Bergheims großes Wohn- und Gewerbeprojekt startet


Das kalte Wetter wäre den Pinguinen, die auf riesigen Transparenten vom Bauprojekt "Alte Glockengießerei" künden, sicher sehr sympathisch gewesen. Von den starken Schneefällen der vorangegangenen Tage waren noch etliche weiße Flecken übrig, als Oberbürgermeisterin Beate Weber, Erster Bürgermeister Prof. Dr. Joachim B. Schultis, Gunter Heller, Geschäftsführer der stadteigenen Gesellschaft für Grund- und Hausbesitz, und der Kölner Architekt Prof. Erich Schneider-Wessling gemeinsam zum Spaten griffen, um den Baubeginn sichtbar zu machen.
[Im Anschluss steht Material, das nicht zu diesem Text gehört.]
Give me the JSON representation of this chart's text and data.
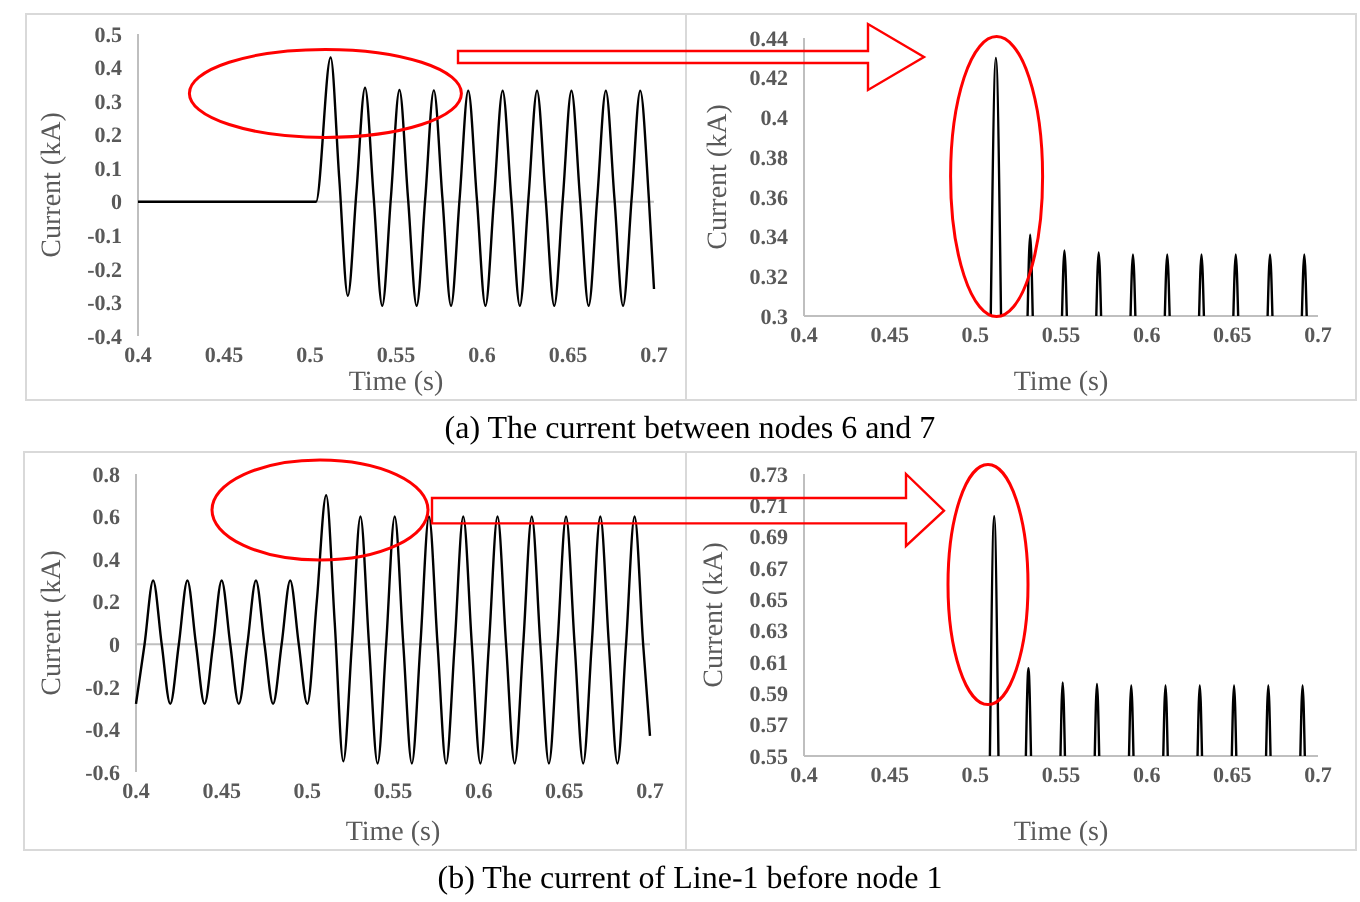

Die Alte Glockengießerei ist "eines der umfangreichsten innerstädtischen Bauvorhaben und zugleich eines der größten Projekte der Gesellschaft für Grund- und Hausbesitz überhaupt", so GGH-Geschäftsführer Heller. "Leben, wo Deutschland besonders schön ist - Heidelberg am Neckar - Wohnen, wo Heidelberg besonders reizvoll ist - Alte Glockengießerei in Bergheim" zitierte Heller aus der Werbung für das 160-Millionen-Projekt, dessen erster Bauabschnitt bis 2001 realisiert werden soll.

Im Moment des Spatenstichs an einem Wintertag auf einem abgeräumten Gelände war von diesem Reiz noch wenig zu spüren. Aber das, was als Ergebnis mehrjähriger intensiver Planungsarbeit auf der Industriebrache zwischen Kurfürsten-Anlage, Römerstraße und Alter Bergheimer Straße einmal entstehen soll, verspricht eines der interessantesten Heidelberger Bauobjekte und ein großer Gewinn für den Stadtteil Bergheim zu werden. Lichtdurchflutete Wohn- und Gewerbeeinheiten werden sich um Innenhöfe gruppieren und mitten in der Stadt "gemütliche Wohn- und Arbeitsinseln" schaffen, wirbt die Bauherrin.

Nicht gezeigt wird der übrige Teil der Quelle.